A reader who has even a passing familiarity with the 19th-century American author Nathaniel Hawthorne understands he struggled with the theological concerns of his New England forebears. The title character of Hawthorne’s story “Ethan Brand” began his philosphical musings during long hours spent by his kiln on the slope of Mount Graylock. Ethan Brand represents a type of individual who wrestles with concepts like Unpardonable Sin. He says upon his return to the mountain after a 20-year quest for the Unpardonable Sin, that it was “the sin of an intellect that triumphed over the sense of brotherhood with man, and reverence for God, and sacrificed everything to its own mighty claims!”
The character of old Humphrey fascinates me the most. He, like both Ethan and the Jew of Nuremberg who sells dioramic views to the local populace, is a wanderer.  Hawthorne tells us Humphrey’s wandering has a specific purpose: to inquire of people as to the whereabouts of his daughter, whom Hawthorne calls “the Esther of our tale.” When Humphrey sees Brand, he upbraids him for heisting his daughter away and pushing her into a life as a circus performer. She was, Hawthorne writes, “the very girl whom with such cold and remorseless purpose, Brand had had made the subject of a psychological experiment, and wasted, absorbed, and perhaps annihilated her soul, in the process.”
Later, Brand sits by the kiln by himself, and reviews his spiritual metamorphosis.  He thinks about how the “Idea that possessed his life had operated as a means of education,” but concludes, “So much for the intellect! But where was the heart? That indeed, had withered – had contracted – had hardened – had perished!” It turned him into an unfeeling observer, “looking on mankind as the subject of his experiment, and at length, converting man and woman to be his puppets, and pulling the wires that moved them to such degrees of crime as were demanded for his study.” Hawthorne again means to tell us his sin-obsessed character viewed others, on whom he sought to impose his beliefs, as unwitting experimental fodder.

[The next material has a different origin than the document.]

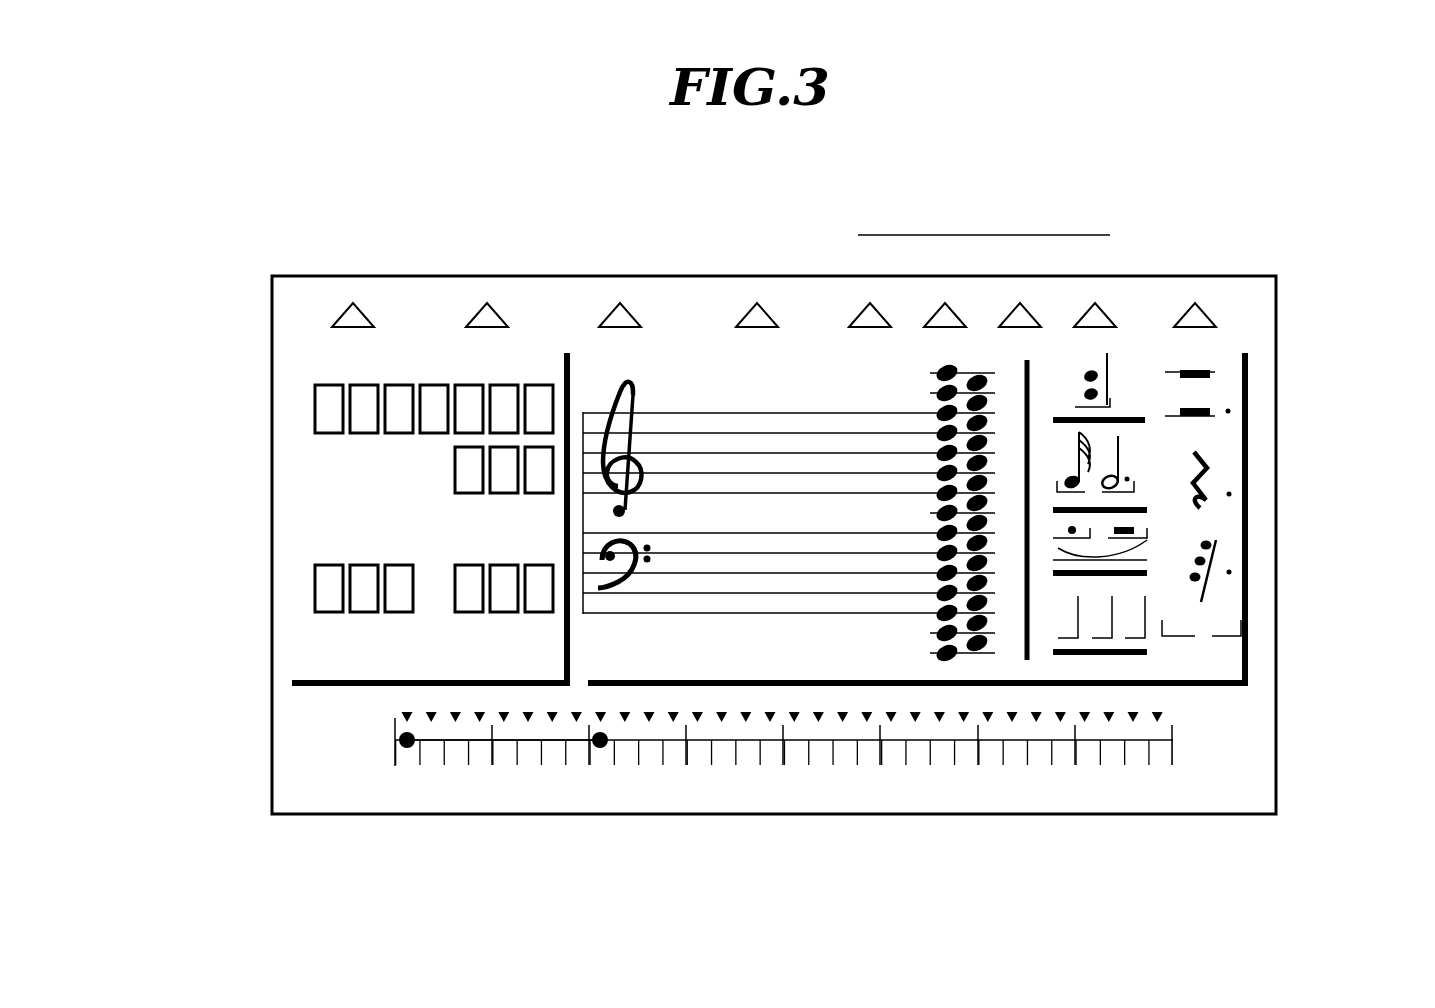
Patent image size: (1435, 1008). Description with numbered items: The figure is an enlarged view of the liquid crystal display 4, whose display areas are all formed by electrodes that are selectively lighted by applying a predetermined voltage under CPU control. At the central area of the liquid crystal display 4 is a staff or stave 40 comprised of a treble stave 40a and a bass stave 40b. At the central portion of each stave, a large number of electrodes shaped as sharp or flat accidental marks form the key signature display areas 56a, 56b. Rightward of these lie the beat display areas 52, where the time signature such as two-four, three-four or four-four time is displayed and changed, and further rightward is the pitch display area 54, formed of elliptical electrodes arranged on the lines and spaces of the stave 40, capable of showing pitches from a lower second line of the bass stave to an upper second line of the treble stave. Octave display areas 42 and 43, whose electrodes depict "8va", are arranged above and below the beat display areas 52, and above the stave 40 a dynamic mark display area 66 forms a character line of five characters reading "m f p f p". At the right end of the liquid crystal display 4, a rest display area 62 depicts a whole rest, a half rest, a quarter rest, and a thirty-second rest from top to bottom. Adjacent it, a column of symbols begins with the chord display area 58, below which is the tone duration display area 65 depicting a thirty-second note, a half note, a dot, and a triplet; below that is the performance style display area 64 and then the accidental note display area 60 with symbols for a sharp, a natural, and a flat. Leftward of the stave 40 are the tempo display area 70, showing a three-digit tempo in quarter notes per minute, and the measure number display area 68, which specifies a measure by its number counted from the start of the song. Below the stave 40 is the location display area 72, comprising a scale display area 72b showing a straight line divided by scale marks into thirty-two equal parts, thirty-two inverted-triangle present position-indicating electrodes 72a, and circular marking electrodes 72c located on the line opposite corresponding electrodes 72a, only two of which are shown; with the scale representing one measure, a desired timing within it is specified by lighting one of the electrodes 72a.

The Wandering Jew of Nuremberg also knew Brand’s reputation, and earlier in the story says “I find it to be a heavy matter in my show box – this  Unpardonable Sin. By my faith, Captain, it has wearied my shoulders, this long day, to carry it over the mountain.”
Do we ever discover what the Unpardonable Sin was? Based on our examination of Hawthorne’s astonishing allegory, I can only conclude: IF Hawthorne believes in Unpardonable Sin at all, it would be the sin of imposing a heavy-handed belief system on other people whom you intimidate intellectually. That would be enough to make anyone want to join the circus.